Abseil Team · copybara-github · commit c3dd5a431c9a · 2025-04-16T00:02:34.000-07:00
PiperOrigin-RevId: 731407072
diff --git a/absl/testing/absltest.py b/absl/testing/absltest.py
@@ -26,6 +26,7 @@
 import enum
 import errno
 import faulthandler
+import functools
 import getpass
 import inspect
 import io
@@ -2505,6 +2506,35 @@ def getTestCaseNames(self, testCaseClass):  # pylint:disable=invalid-name
       self._random.shuffle(names)
     return names
 
+  def shardTestCaseNames(
+      self, ordered_names: Sequence[str], shard_index: int, total_shards: int
+  ) -> Sequence[str]:
+    """Filters and returns test case names for a specific shard.
+
+    This method is intended to be used in conjunction with test sharding
+    (e.g., when running tests on a distributed system or when running tests
+    with bazel's test sharding feature). It will return a subset of the
+    input test case names, based on the shard index and total shard count.
+
+    Args:
+      names: A sequence of test case names.
+      shard_index: The index of the current shard.
+      total_shards: The total number of shards.
+
+    Returns:
+      A sequence of test case names for the current shard.
+    """
+    bucket_iterator = itertools.cycle(range(total_shards))
+    filtered_names = []
+    # We need to sort the list of tests in order to determine which tests this
+    # shard is responsible for; however, it's important to preserve the order
+    # returned by the base loader, e.g. in the case of randomized test ordering.
+    for testcase in sorted(ordered_names):
+      bucket = next(bucket_iterator)
+      if bucket == shard_index:
+        filtered_names.append(testcase)
+    return [x for x in ordered_names if x in filtered_names]
+
 
 def get_default_xml_output_filename() -> Optional[str]:
   if os.environ.get('XML_OUTPUT_FILE'):
@@ -2626,21 +2656,19 @@ def _setup_sharding(
   # the test case names for this shard.
   delegate_get_names = base_loader.getTestCaseNames
 
-  bucket_iterator = itertools.cycle(range(total_shards))

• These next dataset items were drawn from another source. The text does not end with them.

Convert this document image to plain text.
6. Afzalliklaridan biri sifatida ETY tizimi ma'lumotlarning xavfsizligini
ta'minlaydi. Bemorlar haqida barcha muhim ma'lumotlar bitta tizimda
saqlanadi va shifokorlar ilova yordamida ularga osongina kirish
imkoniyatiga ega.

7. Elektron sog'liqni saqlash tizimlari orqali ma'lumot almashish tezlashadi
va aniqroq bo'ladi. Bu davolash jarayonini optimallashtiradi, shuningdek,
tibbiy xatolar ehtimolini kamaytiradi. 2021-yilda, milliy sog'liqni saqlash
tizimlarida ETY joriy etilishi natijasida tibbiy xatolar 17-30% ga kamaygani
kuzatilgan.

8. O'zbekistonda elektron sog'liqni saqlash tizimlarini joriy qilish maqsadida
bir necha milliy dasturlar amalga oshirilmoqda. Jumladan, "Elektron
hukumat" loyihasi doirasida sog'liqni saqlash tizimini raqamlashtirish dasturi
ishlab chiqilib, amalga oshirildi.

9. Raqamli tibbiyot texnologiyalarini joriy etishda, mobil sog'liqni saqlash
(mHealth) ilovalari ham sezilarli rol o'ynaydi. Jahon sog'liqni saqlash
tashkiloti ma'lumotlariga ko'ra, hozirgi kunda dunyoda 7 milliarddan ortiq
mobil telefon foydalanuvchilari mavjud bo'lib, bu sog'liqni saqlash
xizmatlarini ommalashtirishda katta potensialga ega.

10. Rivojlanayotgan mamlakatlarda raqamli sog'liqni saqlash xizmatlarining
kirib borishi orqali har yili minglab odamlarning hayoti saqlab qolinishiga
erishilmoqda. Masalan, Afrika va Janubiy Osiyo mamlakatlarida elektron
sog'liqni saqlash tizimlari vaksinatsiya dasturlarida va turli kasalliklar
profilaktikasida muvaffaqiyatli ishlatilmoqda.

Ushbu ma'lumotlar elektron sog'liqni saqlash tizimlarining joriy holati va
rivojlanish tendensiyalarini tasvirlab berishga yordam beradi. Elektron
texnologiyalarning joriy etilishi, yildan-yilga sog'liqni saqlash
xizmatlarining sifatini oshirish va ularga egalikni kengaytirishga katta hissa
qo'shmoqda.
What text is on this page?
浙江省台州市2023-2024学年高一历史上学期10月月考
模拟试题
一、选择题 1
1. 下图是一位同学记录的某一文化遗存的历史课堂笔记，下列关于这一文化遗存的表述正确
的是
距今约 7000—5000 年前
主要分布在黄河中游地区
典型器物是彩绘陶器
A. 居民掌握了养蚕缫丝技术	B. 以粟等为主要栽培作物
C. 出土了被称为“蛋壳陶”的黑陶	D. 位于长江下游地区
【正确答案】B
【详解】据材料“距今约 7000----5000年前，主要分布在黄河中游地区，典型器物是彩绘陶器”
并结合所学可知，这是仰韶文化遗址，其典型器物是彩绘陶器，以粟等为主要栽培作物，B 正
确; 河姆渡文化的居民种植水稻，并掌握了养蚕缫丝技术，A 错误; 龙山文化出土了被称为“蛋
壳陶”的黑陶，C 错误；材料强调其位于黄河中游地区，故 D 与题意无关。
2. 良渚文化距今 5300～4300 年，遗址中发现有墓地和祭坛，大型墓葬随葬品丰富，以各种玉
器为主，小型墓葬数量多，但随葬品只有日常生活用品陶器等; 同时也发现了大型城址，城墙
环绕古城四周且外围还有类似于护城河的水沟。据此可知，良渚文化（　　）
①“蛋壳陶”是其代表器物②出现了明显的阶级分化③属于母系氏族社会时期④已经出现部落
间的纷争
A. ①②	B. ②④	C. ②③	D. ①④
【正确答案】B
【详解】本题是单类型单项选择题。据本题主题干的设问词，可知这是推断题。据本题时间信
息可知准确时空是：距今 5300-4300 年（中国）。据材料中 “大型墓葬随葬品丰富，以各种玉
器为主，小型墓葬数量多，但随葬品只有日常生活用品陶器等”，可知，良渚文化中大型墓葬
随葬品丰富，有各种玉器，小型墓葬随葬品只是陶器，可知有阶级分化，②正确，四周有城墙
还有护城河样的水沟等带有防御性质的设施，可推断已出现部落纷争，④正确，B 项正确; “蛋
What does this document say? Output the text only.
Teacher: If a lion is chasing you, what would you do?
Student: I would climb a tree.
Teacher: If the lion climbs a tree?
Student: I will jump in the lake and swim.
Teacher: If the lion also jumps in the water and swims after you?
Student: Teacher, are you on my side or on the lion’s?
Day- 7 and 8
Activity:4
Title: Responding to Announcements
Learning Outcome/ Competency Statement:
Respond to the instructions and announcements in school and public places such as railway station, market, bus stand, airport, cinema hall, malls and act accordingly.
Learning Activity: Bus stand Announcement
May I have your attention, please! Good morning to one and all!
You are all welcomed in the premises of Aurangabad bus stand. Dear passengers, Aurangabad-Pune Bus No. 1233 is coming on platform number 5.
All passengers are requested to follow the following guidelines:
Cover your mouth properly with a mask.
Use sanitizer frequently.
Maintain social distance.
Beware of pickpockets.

+  def getSharedTestCaseNames(testCaseClass):
+    has_shard_test_case_names = hasattr(base_loader, 'shardTestCaseNames')
+    if has_shard_test_case_names:
+      sharder = getattr(base_loader, 'shardTestCaseNames')
+    else:
+      sharder = TestLoader.shardTestCaseNames
 
-  def getShardedTestCaseNames(testCaseClass):
-    filtered_names = []
-    # We need to sort the list of tests in order to determine which tests this
-    # shard is responsible for; however, it's important to preserve the order
-    # returned by the base loader, e.g. in the case of randomized test ordering.
-    ordered_names = delegate_get_names(testCaseClass)
-    for testcase in sorted(ordered_names):
-      bucket = next(bucket_iterator)
-      if bucket == shard_index:
-        filtered_names.append(testcase)
-    return [x for x in ordered_names if x in filtered_names]
+    names = sharder(
+        delegate_get_names(testCaseClass), shard_index, total_shards
+    )
+    return names
 
-  base_loader.getTestCaseNames = getShardedTestCaseNames  # type: ignore[method-assign]
+  base_loader.getTestCaseNames = getSharedTestCaseNames  # type: ignore[method-assign]
   return base_loader, shard_index